Tuesday, 13 May 2014

Start to Finish: 2.03 - Old Soldiers

Image (c) Big Finish Productions Ltd
In the first series of the Third Doctor's adventures, the Doctor was challenged by his companions in a new way. Liz Shaw was a brilliant scientist, less easily impressed by the Doctor's genius than others had been, but their clashes were moderated by the presence of a mutual antagonist in the military mind of Brigadier Alistair Gordon Lethbridge-Stewart. It's sad to think that Caroline John and Nicholas Courtney are both gone now, and pleasing that they were each able to make a final mark on the world of Doctor Who through the Chronicles.

In the aftermath of an argument with his scientific adviser, the Brigadier travels to Schloss Kriegskind to help out an old friend. What he finds there tests him to the limit, and he soon finds himself in need of the Doctor's help; if he will even answer after the business at Wenley Moor.
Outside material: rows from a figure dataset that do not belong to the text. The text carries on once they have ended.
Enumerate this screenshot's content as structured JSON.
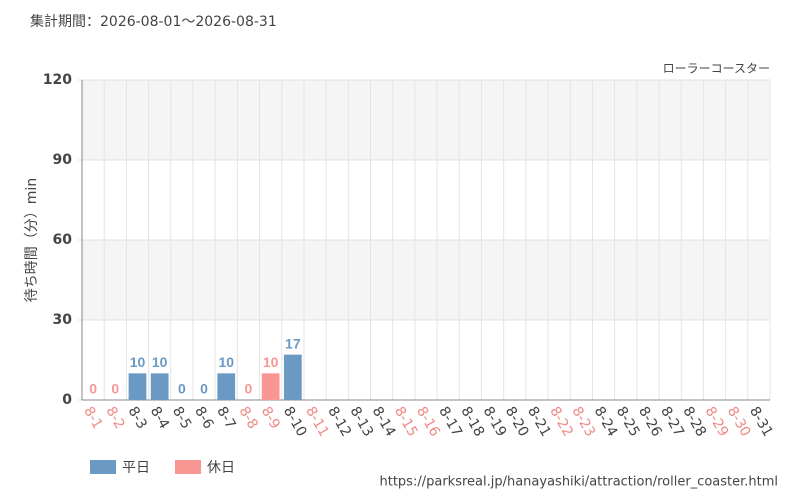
{
  "chart_data": {
    "type": "bar",
    "title": "集計期間：2026-08-01～2026-08-31",
    "subtitle": "ローラーコースター",
    "y_label": "待ち時間（分）min",
    "source": "https://parksreal.jp/hanayashiki/attraction/roller_coaster.html",
    "categories": [
      "8-1",
      "8-2",
      "8-3",
      "8-4",
      "8-5",
      "8-6",
      "8-7",
      "8-8",
      "8-9",
      "8-10",
      "8-11",
      "8-12",
      "8-13",
      "8-14",
      "8-15",
      "8-16",
      "8-17",
      "8-18",
      "8-19",
      "8-20",
      "8-21",
      "8-22",
      "8-23",
      "8-24",
      "8-25",
      "8-26",
      "8-27",
      "8-28",
      "8-29",
      "8-30",
      "8-31"
    ],
    "category_label_colors": [
      "#f08a86",
      "#f08a86",
      "#444",
      "#444",
      "#444",
      "#444",
      "#444",
      "#f08a86",
      "#f08a86",
      "#444",
      "#f08a86",
      "#444",
      "#444",
      "#444",
      "#f08a86",
      "#f08a86",
      "#444",
      "#444",
      "#444",
      "#444",
      "#444",
      "#f08a86",
      "#f08a86",
      "#444",
      "#444",
      "#444",
      "#444",
      "#444",
      "#f08a86",
      "#f08a86",
      "#444"
    ],
    "series": [
      {
        "name": "平日",
        "color": "#6a9ac4",
        "values": [
          null,
          null,
          10,
          10,
          0,
          0,
          10,
          null,
          null,
          17,
          null,
          null,
          null,
          null,
          null,
          null,
          null,
          null,
          null,
          null,
          null,
          null,
          null,
          null,
          null,
          null,
          null,
          null,
          null,
          null,
          null
        ]
      },
      {
        "name": "休日",
        "color": "#f79693",
        "values": [
          0,
          0,
          null,
          null,
          null,
          null,
          null,
          0,
          10,
          null,
          null,
          null,
          null,
          null,
          null,
          null,
          null,
          null,
          null,
          null,
          null,
          null,
          null,
          null,
          null,
          null,
          null,
          null,
          null,
          null,
          null
        ]
      }
    ],
    "ylim": [
      0,
      120
    ],
    "yticks": [
      0,
      30,
      60,
      90,
      120
    ],
    "grid": true
  }
}
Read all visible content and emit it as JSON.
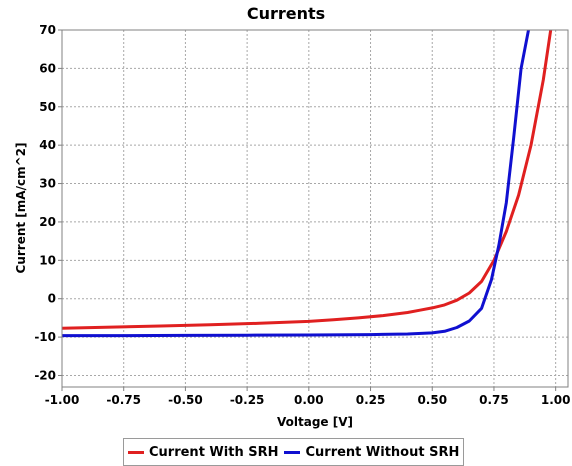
{
  "chart_data": {
    "type": "line",
    "title": "Currents",
    "xlabel": "Voltage [V]",
    "ylabel": "Current [mA/cm^2]",
    "xlim": [
      -1.0,
      1.05
    ],
    "ylim": [
      -23,
      70
    ],
    "x_ticks": [
      -1.0,
      -0.75,
      -0.5,
      -0.25,
      0.0,
      0.25,
      0.5,
      0.75,
      1.0
    ],
    "x_tick_labels": [
      "-1.00",
      "-0.75",
      "-0.50",
      "-0.25",
      "0.00",
      "0.25",
      "0.50",
      "0.75",
      "1.00"
    ],
    "y_ticks": [
      -20,
      -10,
      0,
      10,
      20,
      30,
      40,
      50,
      60,
      70
    ],
    "y_tick_labels": [
      "-20",
      "-10",
      "0",
      "10",
      "20",
      "30",
      "40",
      "50",
      "60",
      "70"
    ],
    "grid": true,
    "legend_position": "bottom",
    "series": [
      {
        "name": "Current With SRH",
        "color": "#e02020",
        "x": [
          -1.0,
          -0.8,
          -0.6,
          -0.4,
          -0.2,
          0.0,
          0.1,
          0.2,
          0.3,
          0.4,
          0.45,
          0.5,
          0.55,
          0.6,
          0.65,
          0.7,
          0.75,
          0.8,
          0.85,
          0.9,
          0.95,
          0.98
        ],
        "y": [
          -7.7,
          -7.4,
          -7.1,
          -6.8,
          -6.4,
          -5.9,
          -5.5,
          -5.0,
          -4.4,
          -3.6,
          -3.0,
          -2.4,
          -1.6,
          -0.4,
          1.5,
          4.5,
          10.0,
          17.5,
          27.0,
          40.0,
          57.0,
          70.0
        ]
      },
      {
        "name": "Current Without SRH",
        "color": "#1010d0",
        "x": [
          -1.0,
          -0.75,
          -0.5,
          -0.25,
          0.0,
          0.25,
          0.4,
          0.5,
          0.55,
          0.6,
          0.65,
          0.7,
          0.74,
          0.77,
          0.8,
          0.83,
          0.86,
          0.89
        ],
        "y": [
          -9.6,
          -9.6,
          -9.55,
          -9.5,
          -9.45,
          -9.35,
          -9.2,
          -8.9,
          -8.5,
          -7.5,
          -5.8,
          -2.5,
          5.0,
          14.0,
          25.0,
          42.0,
          60.0,
          70.0
        ]
      }
    ]
  }
}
If Jamie is a character ill-suited to melancholy, the Brigadier was made for it. Narrated by an older, more introspective Alistair Lethbridge-Stewart to a silent, perhaps absent, listener, James Swallow's Old Soldiers is a reflection on the nature of war, and of UNIT's battle against the bizarre in particular. The story is bookmarked by the Brigadier's toast - 'to absent friends; old soldiers' - and offers a rare look behind the officer's mask of certainty.
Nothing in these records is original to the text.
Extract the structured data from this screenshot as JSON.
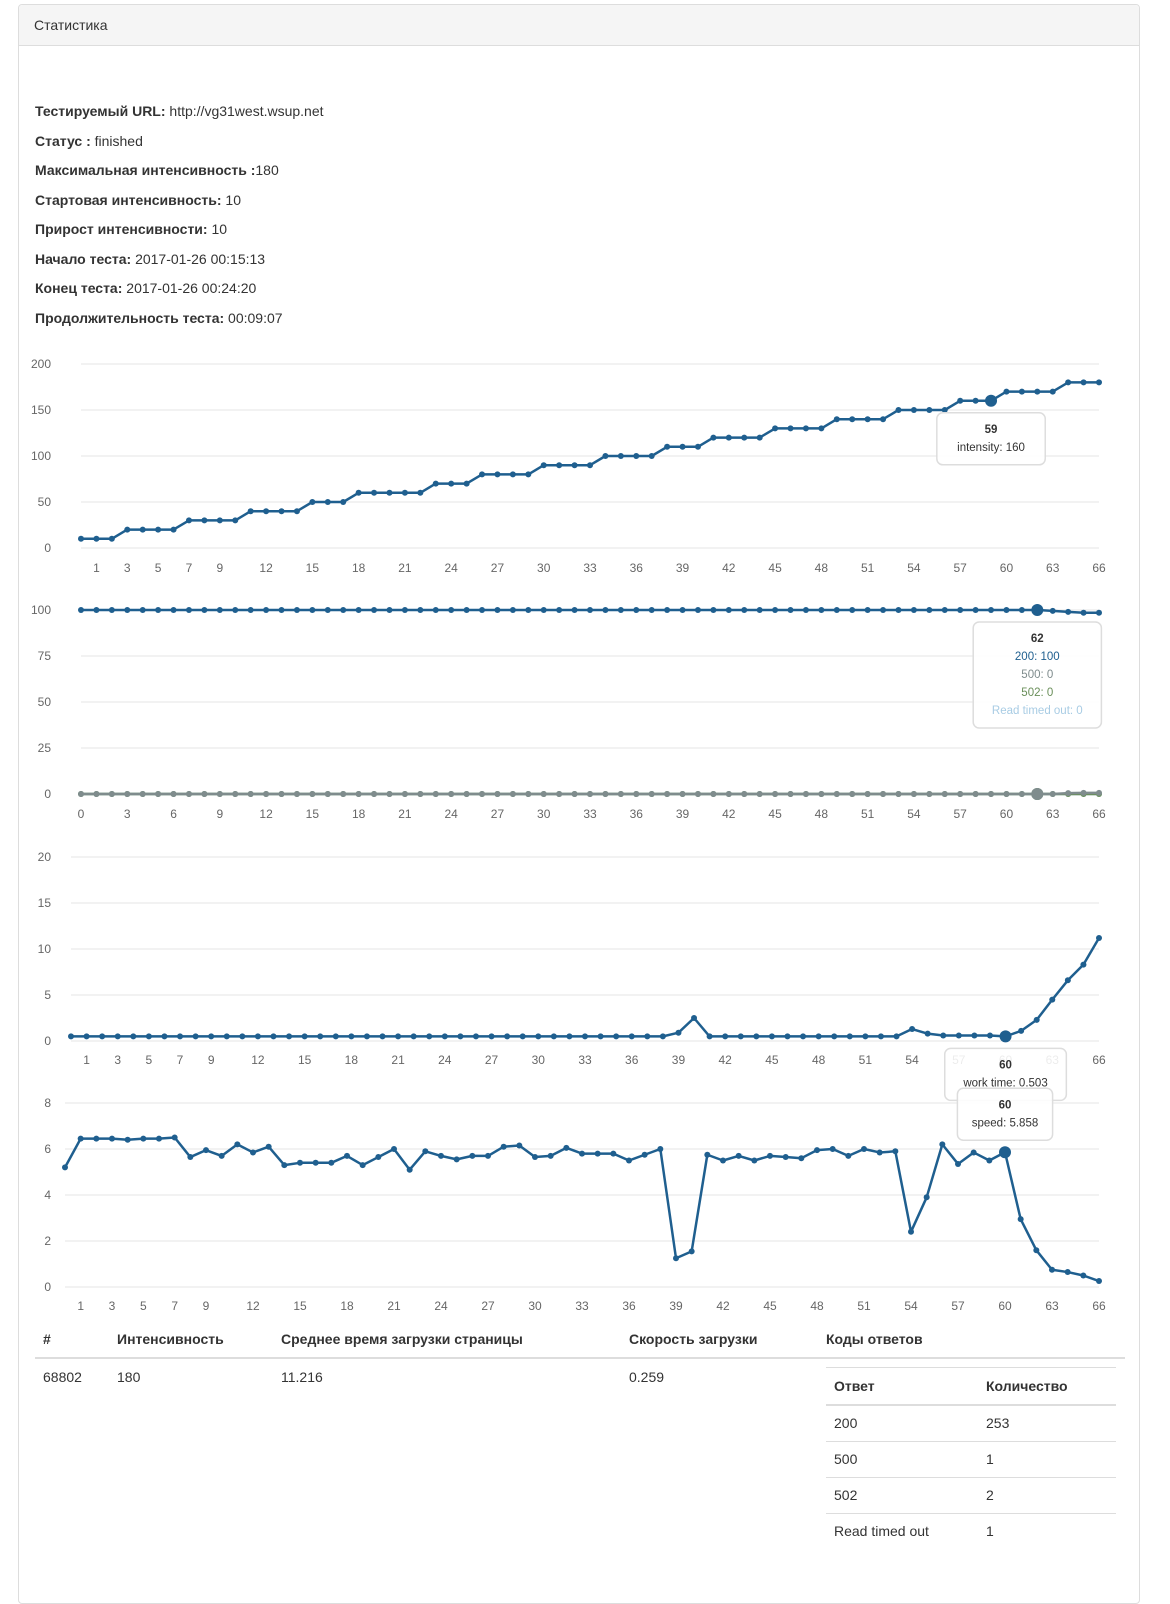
{
  "panel": {
    "title": "Статистика"
  },
  "info": {
    "url_label": "Тестируемый URL:",
    "url_value": "http://vg31west.wsup.net",
    "status_label": "Статус :",
    "status_value": "finished",
    "max_label": "Максимальная интенсивность :",
    "max_value": "180",
    "start_label": "Стартовая интенсивность:",
    "start_value": "10",
    "inc_label": "Прирост интенсивности:",
    "inc_value": "10",
    "begin_label": "Начало теста:",
    "begin_value": "2017-01-26 00:15:13",
    "end_label": "Конец теста:",
    "end_value": "2017-01-26 00:24:20",
    "duration_label": "Продолжительность теста:",
    "duration_value": "00:09:07"
  },
  "colors": {
    "primary": "#1f5f8f",
    "grid": "#e6e6e6",
    "axis_text": "#666666",
    "s500": "#7f8c8d",
    "s502": "#6a8f5a",
    "sread": "#a8cce4"
  },
  "chart_data": [
    {
      "type": "line",
      "id": "intensity",
      "ylim": [
        0,
        200
      ],
      "yticks": [
        0,
        50,
        100,
        150,
        200
      ],
      "xticks": [
        1,
        3,
        5,
        7,
        9,
        12,
        15,
        18,
        21,
        24,
        27,
        30,
        33,
        36,
        39,
        42,
        45,
        48,
        51,
        54,
        57,
        60,
        63,
        66
      ],
      "x_start": 0,
      "x_end": 66,
      "series": [
        {
          "name": "intensity",
          "values": [
            10,
            10,
            10,
            20,
            20,
            20,
            20,
            30,
            30,
            30,
            30,
            40,
            40,
            40,
            40,
            50,
            50,
            50,
            60,
            60,
            60,
            60,
            60,
            70,
            70,
            70,
            80,
            80,
            80,
            80,
            90,
            90,
            90,
            90,
            100,
            100,
            100,
            100,
            110,
            110,
            110,
            120,
            120,
            120,
            120,
            130,
            130,
            130,
            130,
            140,
            140,
            140,
            140,
            150,
            150,
            150,
            150,
            160,
            160,
            160,
            170,
            170,
            170,
            170,
            180,
            180,
            180
          ]
        }
      ],
      "tooltip": {
        "x": 59,
        "title": "59",
        "lines": [
          {
            "label": "intensity",
            "value": "160"
          }
        ]
      }
    },
    {
      "type": "line",
      "id": "response-codes",
      "ylim": [
        0,
        100
      ],
      "yticks": [
        0,
        25,
        50,
        75,
        100
      ],
      "xticks": [
        0,
        3,
        6,
        9,
        12,
        15,
        18,
        21,
        24,
        27,
        30,
        33,
        36,
        39,
        42,
        45,
        48,
        51,
        54,
        57,
        60,
        63,
        66
      ],
      "x_start": 0,
      "x_end": 66,
      "series": [
        {
          "name": "200",
          "values": [
            100,
            100,
            100,
            100,
            100,
            100,
            100,
            100,
            100,
            100,
            100,
            100,
            100,
            100,
            100,
            100,
            100,
            100,
            100,
            100,
            100,
            100,
            100,
            100,
            100,
            100,
            100,
            100,
            100,
            100,
            100,
            100,
            100,
            100,
            100,
            100,
            100,
            100,
            100,
            100,
            100,
            100,
            100,
            100,
            100,
            100,
            100,
            100,
            100,
            100,
            100,
            100,
            100,
            100,
            100,
            100,
            100,
            100,
            100,
            100,
            100,
            100,
            100,
            99.5,
            99,
            98.5,
            98.5
          ]
        },
        {
          "name": "500",
          "values": [
            0,
            0,
            0,
            0,
            0,
            0,
            0,
            0,
            0,
            0,
            0,
            0,
            0,
            0,
            0,
            0,
            0,
            0,
            0,
            0,
            0,
            0,
            0,
            0,
            0,
            0,
            0,
            0,
            0,
            0,
            0,
            0,
            0,
            0,
            0,
            0,
            0,
            0,
            0,
            0,
            0,
            0,
            0,
            0,
            0,
            0,
            0,
            0,
            0,
            0,
            0,
            0,
            0,
            0,
            0,
            0,
            0,
            0,
            0,
            0,
            0,
            0,
            0,
            0,
            0.5,
            0.6,
            0.6
          ]
        },
        {
          "name": "502",
          "values": [
            0,
            0,
            0,
            0,
            0,
            0,
            0,
            0,
            0,
            0,
            0,
            0,
            0,
            0,
            0,
            0,
            0,
            0,
            0,
            0,
            0,
            0,
            0,
            0,
            0,
            0,
            0,
            0,
            0,
            0,
            0,
            0,
            0,
            0,
            0,
            0,
            0,
            0,
            0,
            0,
            0,
            0,
            0,
            0,
            0,
            0,
            0,
            0,
            0,
            0,
            0,
            0,
            0,
            0,
            0,
            0,
            0,
            0,
            0,
            0,
            0,
            0,
            0,
            0,
            0,
            0,
            0
          ]
        },
        {
          "name": "Read timed out",
          "values": [
            0,
            0,
            0,
            0,
            0,
            0,
            0,
            0,
            0,
            0,
            0,
            0,
            0,
            0,
            0,
            0,
            0,
            0,
            0,
            0,
            0,
            0,
            0,
            0,
            0,
            0,
            0,
            0,
            0,
            0,
            0,
            0,
            0,
            0,
            0,
            0,
            0,
            0,
            0,
            0,
            0,
            0,
            0,
            0,
            0,
            0,
            0,
            0,
            0,
            0,
            0,
            0,
            0,
            0,
            0,
            0,
            0,
            0,
            0,
            0,
            0,
            0,
            0,
            0,
            0,
            0,
            0
          ]
        }
      ],
      "tooltip": {
        "x": 62,
        "title": "62",
        "lines": [
          {
            "label": "200",
            "value": "100"
          },
          {
            "label": "500",
            "value": "0"
          },
          {
            "label": "502",
            "value": "0"
          },
          {
            "label": "Read timed out",
            "value": "0"
          }
        ]
      }
    },
    {
      "type": "line",
      "id": "work-time",
      "ylim": [
        0,
        20
      ],
      "yticks": [
        0,
        5,
        10,
        15,
        20
      ],
      "xticks": [
        1,
        3,
        5,
        7,
        9,
        12,
        15,
        18,
        21,
        24,
        27,
        30,
        33,
        36,
        39,
        42,
        45,
        48,
        51,
        54,
        57,
        60,
        63,
        66
      ],
      "x_start": 0,
      "x_end": 66,
      "series": [
        {
          "name": "work time",
          "values": [
            0.5,
            0.5,
            0.5,
            0.5,
            0.5,
            0.5,
            0.5,
            0.5,
            0.5,
            0.5,
            0.5,
            0.5,
            0.5,
            0.5,
            0.5,
            0.5,
            0.5,
            0.5,
            0.5,
            0.5,
            0.5,
            0.5,
            0.5,
            0.5,
            0.5,
            0.5,
            0.5,
            0.5,
            0.5,
            0.5,
            0.5,
            0.5,
            0.5,
            0.5,
            0.5,
            0.5,
            0.5,
            0.5,
            0.5,
            0.9,
            2.5,
            0.5,
            0.5,
            0.5,
            0.5,
            0.5,
            0.5,
            0.5,
            0.5,
            0.5,
            0.5,
            0.5,
            0.5,
            0.5,
            1.3,
            0.8,
            0.6,
            0.6,
            0.6,
            0.6,
            0.503,
            1.1,
            2.3,
            4.5,
            6.6,
            8.3,
            11.2
          ]
        }
      ],
      "tooltip": {
        "x": 60,
        "title": "60",
        "lines": [
          {
            "label": "work time",
            "value": "0.503"
          }
        ]
      }
    },
    {
      "type": "line",
      "id": "speed",
      "ylim": [
        0,
        8
      ],
      "yticks": [
        0,
        2,
        4,
        6,
        8
      ],
      "xticks": [
        1,
        3,
        5,
        7,
        9,
        12,
        15,
        18,
        21,
        24,
        27,
        30,
        33,
        36,
        39,
        42,
        45,
        48,
        51,
        54,
        57,
        60,
        63,
        66
      ],
      "x_start": 0,
      "x_end": 66,
      "series": [
        {
          "name": "speed",
          "values": [
            5.2,
            6.45,
            6.45,
            6.45,
            6.4,
            6.45,
            6.45,
            6.5,
            5.65,
            5.95,
            5.7,
            6.2,
            5.85,
            6.1,
            5.3,
            5.4,
            5.4,
            5.4,
            5.7,
            5.3,
            5.65,
            6.0,
            5.1,
            5.9,
            5.7,
            5.55,
            5.7,
            5.7,
            6.1,
            6.15,
            5.65,
            5.7,
            6.05,
            5.8,
            5.8,
            5.8,
            5.5,
            5.75,
            6.0,
            1.25,
            1.55,
            5.75,
            5.5,
            5.7,
            5.5,
            5.7,
            5.65,
            5.6,
            5.95,
            6.0,
            5.7,
            6.0,
            5.85,
            5.9,
            2.4,
            3.9,
            6.2,
            5.35,
            5.85,
            5.5,
            5.858,
            2.95,
            1.6,
            0.75,
            0.65,
            0.5,
            0.26
          ]
        }
      ],
      "tooltip": {
        "x": 60,
        "title": "60",
        "lines": [
          {
            "label": "speed",
            "value": "5.858"
          }
        ]
      }
    }
  ],
  "summary": {
    "headers": {
      "num": "#",
      "intensity": "Интенсивность",
      "avg_time": "Среднее время загрузки страницы",
      "speed": "Скорость загрузки",
      "codes": "Коды ответов"
    },
    "row": {
      "num": "68802",
      "intensity": "180",
      "avg_time": "11.216",
      "speed": "0.259"
    },
    "codes_table": {
      "headers": {
        "answer": "Ответ",
        "count": "Количество"
      },
      "rows": [
        {
          "answer": "200",
          "count": "253"
        },
        {
          "answer": "500",
          "count": "1"
        },
        {
          "answer": "502",
          "count": "2"
        },
        {
          "answer": "Read timed out",
          "count": "1"
        }
      ]
    }
  }
}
Nicholas Courtney is not one of the great mimics, but his Third Doctor has just enough of Jon Pertwee's more nasal delivery to mark him. He is assisted by the presence of Toby Longworth in a dual role as Colonel Heinrich Konrad and his second in command Major Schrader.

The story is textbook UNIT weirdness, with ghosts that aren't ghosts and perils that humanity brings upon itself, with a claustrophobic setting and a deeply affecting delivery from Courtney to lend weight and pathos to the proceedings.

We wrap up series 2, and the 'experimental' phase of The Companion Chronicles with Louise Jameson's Leela in The Catalyst.